People working in urban areas go back their parents’ home in their summer vacations to see each other after a long interval, showing their kids to their parents.
I have no relatives here in Oita, but came here just to enjoy the traditional festival. But it made me feel very relieved to see people meeting with their families in their hometown. I’ve gotta find a chance to get back to see my parents someday.
by nn_77 | 2007-08-18 08:49 | Travel

Little Kyoto – part 2 -

We visited Rurikouji temple in Yamaguchi pref. today. Rurikoji temple is one of the Soto Zen training temples.
The five-story pagoda reminded me of the similar tower in Kofukuji temple in Nara pref, which I visited the other day.

But this one in Rurikoji temple around this time of the year is very beautiful with wonderful beauty of greenery in the background. As well as the five-story pagoda of Kofukuji temple, the one here in Rurikouji temple is also designated as national treasure.
Finding such Japanese traditional architecture here and there, you can find the elegance of the Little Kyoto in Yamaguchi pref.

There still remain a lot of wonderful spots that I’ve never visited before. I hope I’ll have more chances to visit those places in future, so that I can explain how wonderful those places are in English here on my blog, sharing the beauty of Japan with people in foreign countries.
by nn_77 | 2007-08-15 18:38 | Travel

Visiting Little Kyoto

This day we visited Tsuwano town in Yamaguchi prefecture.
Tsuwano was once prospered as a castle town in Edo period.
Up on the hill you can find the relic of the castle stonewalls.

The old traditional feature of the streets still remain today with its culture, and so the town is often called “little Kyoto.”

Tsuwano-gawa River runs through the town and the view with greenery of hills and willows gave me a kind of nostalgic feeling.

Multi-colored carps swims in the Tsuano-gawa River and in the side ditches in the town, which attracts tourists. This is possible because the water running here is so clean.

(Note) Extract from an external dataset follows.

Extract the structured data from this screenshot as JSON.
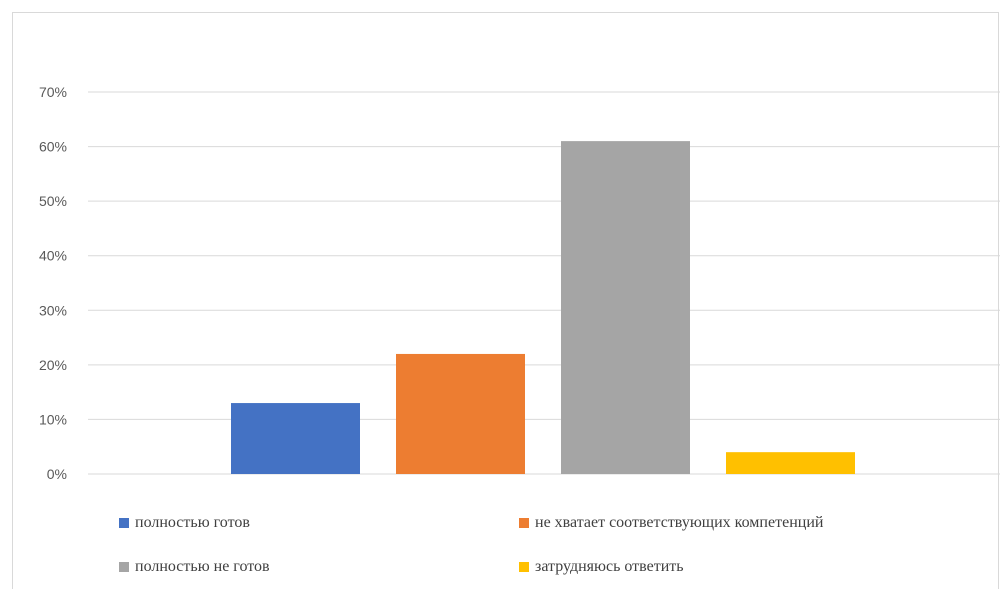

Fifteen minutes walk from the center of the town took us to the old house where Ogai Mori used to live.

He was born here in Tsuwano and later became a famous doctor and also one of the greatest influences on the Japanese literature. One of his most famous works is titled 舞姫, or The Dancing Girl.

This is the very first time for me to visit Tsuwano.
Just half a day trip was enough to make me understand why people call this town “little Kyoto.” --- here you can find what our Japanese ancestors used to love back in those days, most of which are now hardly seen in our modernized daily life.